Speaking as someone who designs schools for a living, Shan, I am mightily glad we don't have the homeschooling thing over here as I would be out of a job!
Hee hee.
I'm sure they'll have a marvellous time!
Charlie and Maria you have both given me huge guffaws whether you meant to exactly or not! Just for the record, I think you meant to.
The "dead-on MIL impression" killed me Charlie as I remembered how you feel about your MIL. BAH!!!
I did think of you the other day when my kids weren't playing well together(though that's most of the time) and I remembered how you purposefully split them up whenever possible. It did work out pretty nicely having the Dandy in preschool all summer. Ratchet could really do his own thing and have my undivided time as well.

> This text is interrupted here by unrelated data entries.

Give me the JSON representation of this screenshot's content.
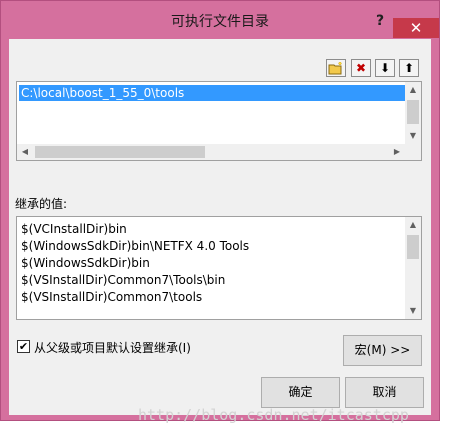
{
  "window": {
    "title": "可执行文件目录",
    "help_glyph": "?",
    "close_glyph": "✕"
  },
  "toolbar": {
    "new_line_icon": "new-folder-icon",
    "delete_glyph": "✖",
    "move_down_glyph": "⬇",
    "move_up_glyph": "⬆"
  },
  "directories": {
    "items": [
      "C:\\local\\boost_1_55_0\\tools"
    ],
    "selected_index": 0
  },
  "inherited": {
    "label": "继承的值:",
    "items": [
      "$(VCInstallDir)bin",
      "$(WindowsSdkDir)bin\\NETFX 4.0 Tools",
      "$(WindowsSdkDir)bin",
      "$(VSInstallDir)Common7\\Tools\\bin",
      "$(VSInstallDir)Common7\\tools"
    ]
  },
  "inherit_checkbox": {
    "label": "从父级或项目默认设置继承(I)",
    "checked": true,
    "check_glyph": "✔"
  },
  "buttons": {
    "macros": "宏(M) >>",
    "ok": "确定",
    "cancel": "取消"
  },
  "watermark": "http://blog.csdn.net/itcastcpp",
  "colors": {
    "frame": "#d5709e",
    "close": "#c6394a",
    "selection": "#3399ff",
    "delete": "#c00000"
  }
}
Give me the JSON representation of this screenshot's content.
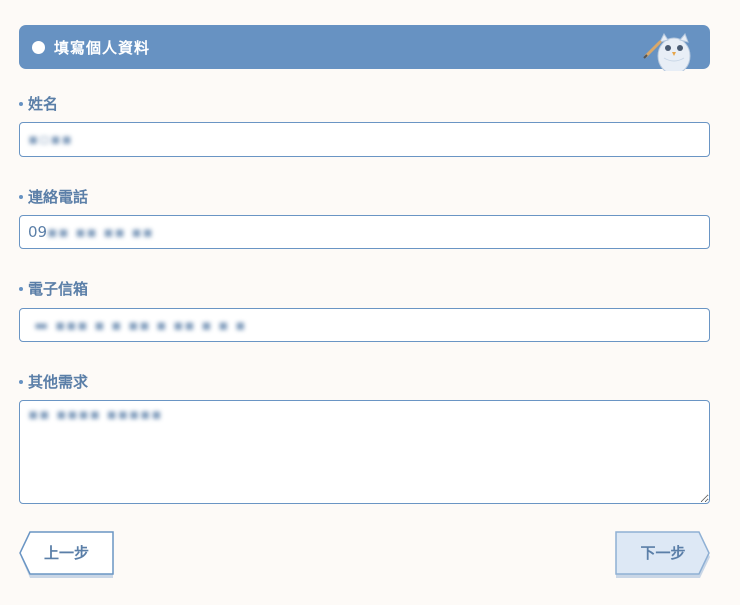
{
  "header": {
    "title": "填寫個人資料",
    "mascot_icon": "owl-mascot-icon"
  },
  "form": {
    "name": {
      "label": "姓名",
      "value": "▪▫▪▪"
    },
    "phone": {
      "label": "連絡電話",
      "value_prefix": "09",
      "value_masked": "▪▪  ▪▪ ▪▪  ▪▪"
    },
    "email": {
      "label": "電子信箱",
      "value": "▬  ▪▪▪  ▪ ▪ ▪▪ ▪ ▪▪ ▪  ▪  ▪"
    },
    "notes": {
      "label": "其他需求",
      "value": "▪▪ ▪▪▪▪ ▪▪▪▪▪"
    }
  },
  "nav": {
    "prev_label": "上一步",
    "next_label": "下一步"
  },
  "colors": {
    "accent": "#6792c2",
    "text": "#5b7fa8",
    "background": "#fdfaf7",
    "next_fill": "#dde8f5"
  }
}
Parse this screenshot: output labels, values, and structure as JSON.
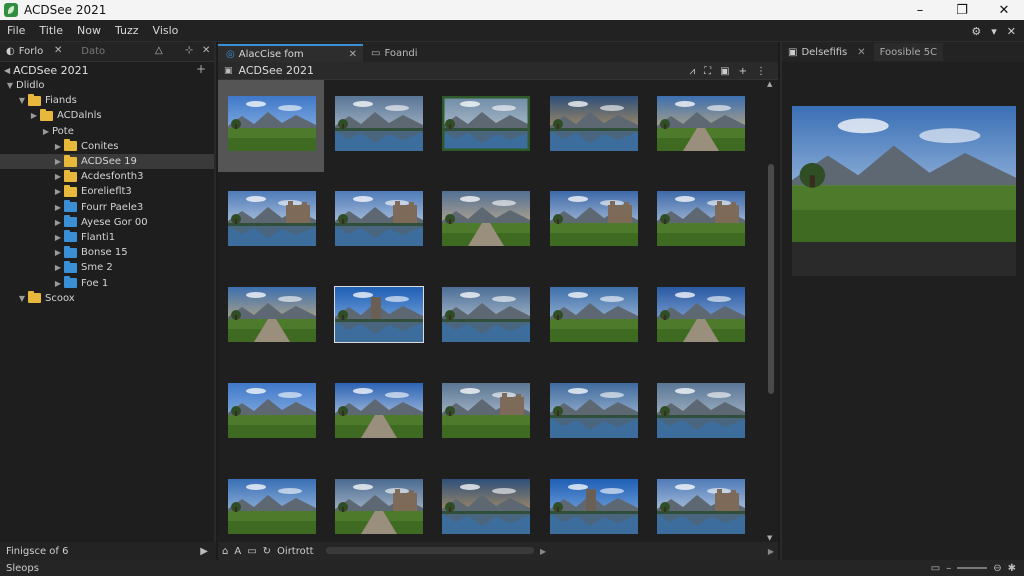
{
  "app": {
    "title": "ACDSee 2021"
  },
  "menu": [
    "File",
    "Title",
    "Now",
    "Tuzz",
    "Vislo"
  ],
  "left": {
    "tabs": [
      "Forlo",
      "Dato"
    ],
    "breadcrumb": "ACDSee 2021",
    "tree": [
      {
        "label": "Dlidlo",
        "indent": 0,
        "arrow": "▼",
        "folder": "none",
        "selected": false
      },
      {
        "label": "Fiands",
        "indent": 1,
        "arrow": "▼",
        "folder": "yellow",
        "selected": false
      },
      {
        "label": "ACDalnls",
        "indent": 2,
        "arrow": "▶",
        "folder": "yellow",
        "selected": false
      },
      {
        "label": "Pote",
        "indent": 3,
        "arrow": "▶",
        "folder": "none",
        "selected": false
      },
      {
        "label": "Conites",
        "indent": 4,
        "arrow": "▶",
        "folder": "yellow",
        "selected": false
      },
      {
        "label": "ACDSee 19",
        "indent": 4,
        "arrow": "▶",
        "folder": "yellow",
        "selected": true
      },
      {
        "label": "Acdesfonth3",
        "indent": 4,
        "arrow": "▶",
        "folder": "yellow",
        "selected": false
      },
      {
        "label": "Eorelieflt3",
        "indent": 4,
        "arrow": "▶",
        "folder": "yellow",
        "selected": false
      },
      {
        "label": "Fourr Paele3",
        "indent": 4,
        "arrow": "▶",
        "folder": "blue",
        "selected": false
      },
      {
        "label": "Ayese Gor 00",
        "indent": 4,
        "arrow": "▶",
        "folder": "blue",
        "selected": false
      },
      {
        "label": "Flanti1",
        "indent": 4,
        "arrow": "▶",
        "folder": "blue",
        "selected": false
      },
      {
        "label": "Bonse 15",
        "indent": 4,
        "arrow": "▶",
        "folder": "blue",
        "selected": false
      },
      {
        "label": "Sme 2",
        "indent": 4,
        "arrow": "▶",
        "folder": "blue",
        "selected": false
      },
      {
        "label": "Foe 1",
        "indent": 4,
        "arrow": "▶",
        "folder": "blue",
        "selected": false
      },
      {
        "label": "Scoox",
        "indent": 1,
        "arrow": "▼",
        "folder": "yellow",
        "selected": false
      }
    ],
    "status": "Finigsce of 6"
  },
  "center": {
    "tabs": [
      "AlacCise fom",
      "Foandi"
    ],
    "path": "ACDSee 2021",
    "bottom_label": "Oirtrott",
    "thumbs": [
      "meadow",
      "peaks-lake",
      "peaks-lake-framed",
      "sunset-lake",
      "sunset-path",
      "castle-lake",
      "castle-lake",
      "field-road",
      "castle-cliff",
      "castle-cliff",
      "sunset-path",
      "monolith-lake",
      "valley-lake",
      "green-valley",
      "blue-path",
      "meadow",
      "sky-road",
      "castle-valley",
      "canyon-lake",
      "peaks-lake",
      "meadow-peaks",
      "castle-road",
      "sunset-lake",
      "monolith-lake",
      "castle-lake"
    ]
  },
  "right": {
    "tabs": [
      "Delsefifis",
      "Foosible 5C"
    ]
  },
  "statusbar": {
    "left": "Sleops"
  }
}
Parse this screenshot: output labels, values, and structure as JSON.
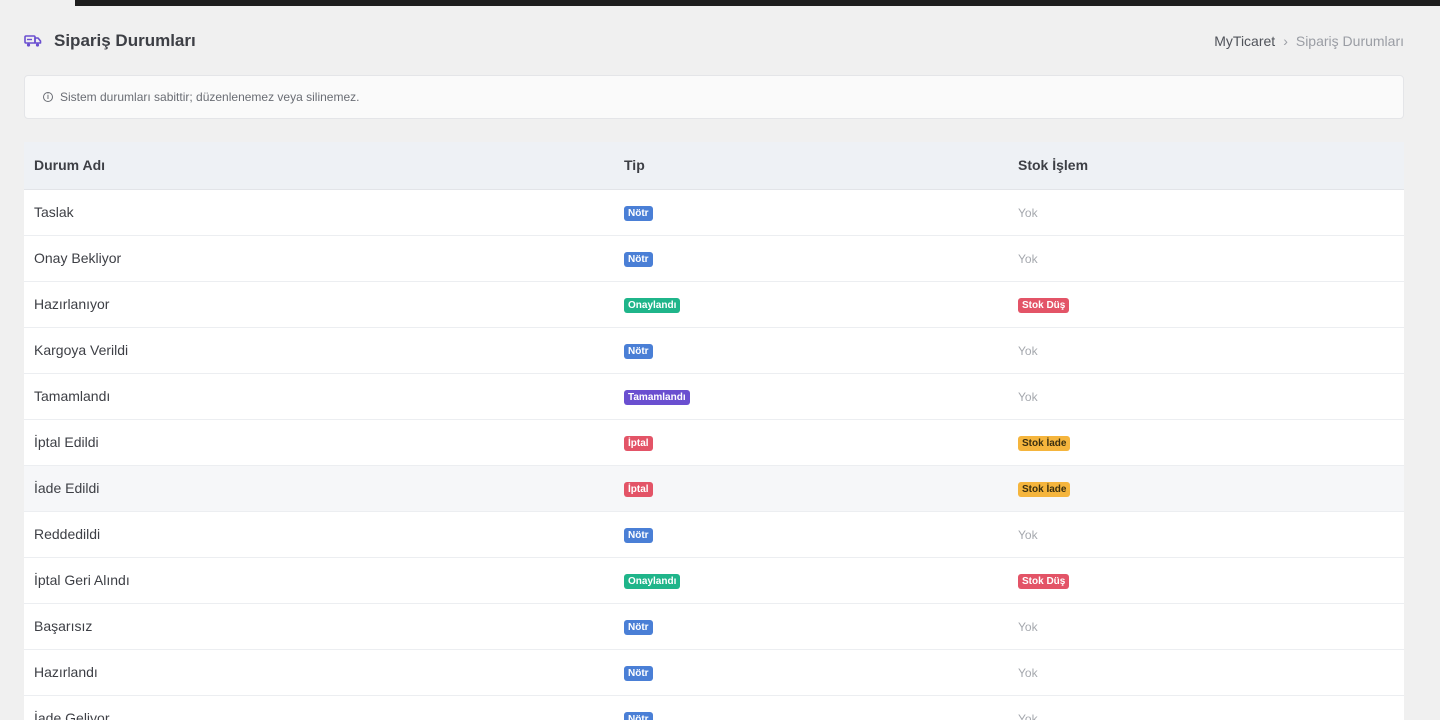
{
  "header": {
    "title": "Sipariş Durumları",
    "title_icon": "truck-icon",
    "breadcrumb": {
      "home": "MyTicaret",
      "separator": "›",
      "current": "Sipariş Durumları"
    }
  },
  "alert": {
    "icon": "info-icon",
    "text": "Sistem durumları sabittir; düzenlenemez veya silinemez."
  },
  "table": {
    "columns": [
      "Durum Adı",
      "Tip",
      "Stok İşlem"
    ],
    "rows": [
      {
        "name": "Taslak",
        "type": "Nötr",
        "type_kind": "notr",
        "stock": "Yok",
        "stock_kind": "none"
      },
      {
        "name": "Onay Bekliyor",
        "type": "Nötr",
        "type_kind": "notr",
        "stock": "Yok",
        "stock_kind": "none"
      },
      {
        "name": "Hazırlanıyor",
        "type": "Onaylandı",
        "type_kind": "onay",
        "stock": "Stok Düş",
        "stock_kind": "dus"
      },
      {
        "name": "Kargoya Verildi",
        "type": "Nötr",
        "type_kind": "notr",
        "stock": "Yok",
        "stock_kind": "none"
      },
      {
        "name": "Tamamlandı",
        "type": "Tamamlandı",
        "type_kind": "tamam",
        "stock": "Yok",
        "stock_kind": "none"
      },
      {
        "name": "İptal Edildi",
        "type": "İptal",
        "type_kind": "iptal",
        "stock": "Stok İade",
        "stock_kind": "iade"
      },
      {
        "name": "İade Edildi",
        "type": "İptal",
        "type_kind": "iptal",
        "stock": "Stok İade",
        "stock_kind": "iade"
      },
      {
        "name": "Reddedildi",
        "type": "Nötr",
        "type_kind": "notr",
        "stock": "Yok",
        "stock_kind": "none"
      },
      {
        "name": "İptal Geri Alındı",
        "type": "Onaylandı",
        "type_kind": "onay",
        "stock": "Stok Düş",
        "stock_kind": "dus"
      },
      {
        "name": "Başarısız",
        "type": "Nötr",
        "type_kind": "notr",
        "stock": "Yok",
        "stock_kind": "none"
      },
      {
        "name": "Hazırlandı",
        "type": "Nötr",
        "type_kind": "notr",
        "stock": "Yok",
        "stock_kind": "none"
      },
      {
        "name": "İade Geliyor",
        "type": "Nötr",
        "type_kind": "notr",
        "stock": "Yok",
        "stock_kind": "none"
      }
    ]
  },
  "colors": {
    "notr": "#4a7fd6",
    "onay": "#1fb58a",
    "tamam": "#6a4fd0",
    "iptal": "#e35467",
    "dus": "#e35467",
    "iade": "#f5b53d",
    "accent": "#6a4fd0"
  }
}
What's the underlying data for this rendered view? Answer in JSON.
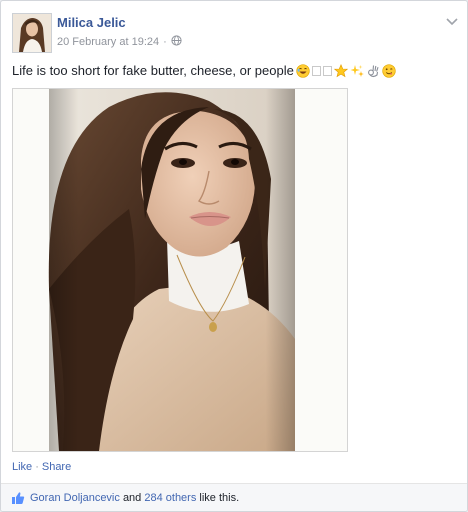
{
  "post": {
    "author": "Milica Jelic",
    "timestamp": "20 February at 19:24",
    "separator": "·",
    "privacy_icon": "globe-icon",
    "menu_icon": "chevron-down-icon",
    "text": "Life is too short for fake butter, cheese, or people",
    "emojis": [
      "laughing-face-icon",
      "blank-glyph",
      "blank-glyph",
      "star-icon",
      "sparkles-icon",
      "ok-hand-icon",
      "winking-face-icon"
    ]
  },
  "actions": {
    "like": "Like",
    "separator": "·",
    "share": "Share"
  },
  "likes": {
    "icon": "thumbs-up-icon",
    "name": "Goran Doljancevic",
    "and": "and",
    "others": "284 others",
    "suffix": "like this."
  },
  "colors": {
    "link": "#3b5998",
    "link_alt": "#4267b2",
    "meta": "#90949c",
    "text": "#1d2129",
    "footer_bg": "#f6f7f9"
  }
}
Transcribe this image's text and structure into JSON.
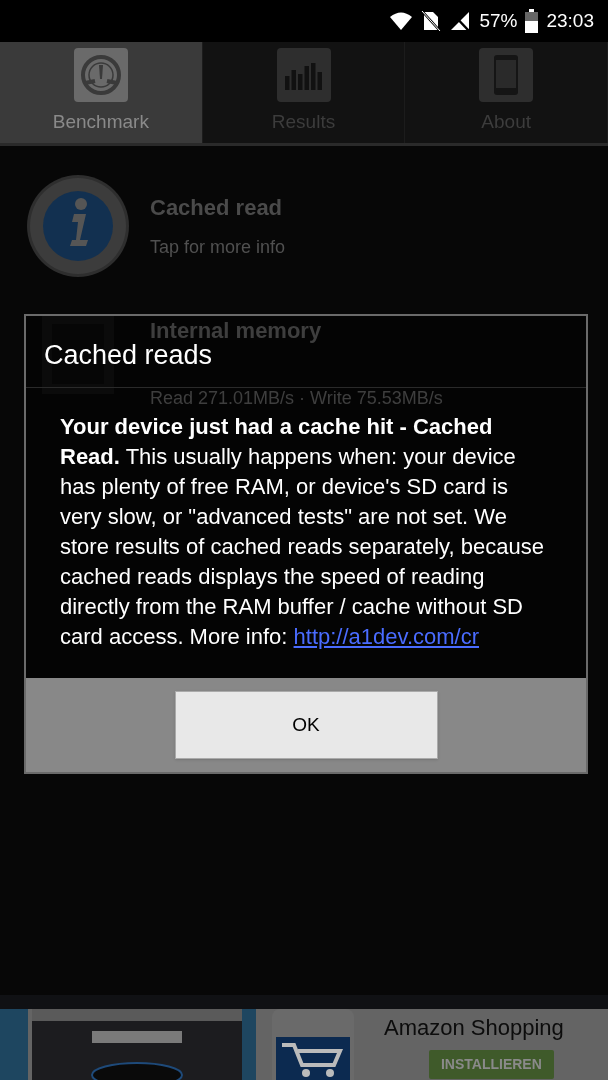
{
  "status_bar": {
    "battery": "57%",
    "time": "23:03"
  },
  "tabs": [
    {
      "label": "Benchmark",
      "selected": true,
      "kind": "gauge"
    },
    {
      "label": "Results",
      "selected": false,
      "kind": "bars"
    },
    {
      "label": "About",
      "selected": false,
      "kind": "phone"
    }
  ],
  "list": [
    {
      "title": "Cached read",
      "subtitle": "Tap for more info",
      "kind": "info"
    },
    {
      "title": "Internal memory",
      "subtitle": "Read 271.01MB/s · Write 75.53MB/s",
      "kind": "memory"
    }
  ],
  "dialog": {
    "title": "Cached reads",
    "message": "**Your device just had a cache hit - Cached Read.** This usually happens when: your device has plenty of free RAM, or device's SD card is very slow, or \"advanced tests\" are not set. We store results of cached reads separately, because cached reads displays the speed of reading directly from the RAM buffer / cache without SD card access. More info:",
    "link": "http://a1dev.com/cr",
    "buttons": [
      "OK"
    ]
  },
  "ad": {
    "title": "Amazon Shopping",
    "button": "INSTALLIEREN"
  }
}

Maria, the problem is sometimes I feel exactly like you do. Homeschooling WOULD require me to revamp my patience and my organization skills as neither of these comes to me naturally. But, yesterday I was in a roomful of kindergartners and I thought to myself "There is NO WAY these children should even be here attempting to learn. They should let that teacher leave and put these kids into some sort of zoo enclosure!" It was like a roomful of crazy ADHD babies running all over the place. Dandy's room was much better but I still felt the teacher should have been making six figures.
OY VEY!
Whoopsie, you must have been posting right as I was Dive. If my boys were eligible to attend one of YOUR schools, I'd be way too rich to worry about education. I'd send them off to their fancy school and get busy on the donation/hob-nobbing curcuit. Or, I'd still homeschool so we could travel all over the world together like Brad Pitt and Angelina J.
My mom brought up the idea of homeschooling. When I was a freshman in high school. I said, I think it's a little late for that one, Mom. Nice try.
Maybe you should see if you can try it with someone else's kids. You know, as a bit of a test run. That way, if it doesn't work out, you won't have screwed up your own children.
You can do a test run on my kids. I have no feat that you could possibly mess them up greater than I.
Reality really does bite sometimes, Shan. If only I could home-school my kids on a college level. Fortunately for them, I can't.
OH, and when I read your description of yourself being ADD and being all or nothing while hopping from shiny thing to shiny thing, I was sure I was reading a description of myself. I know exactly how you feel.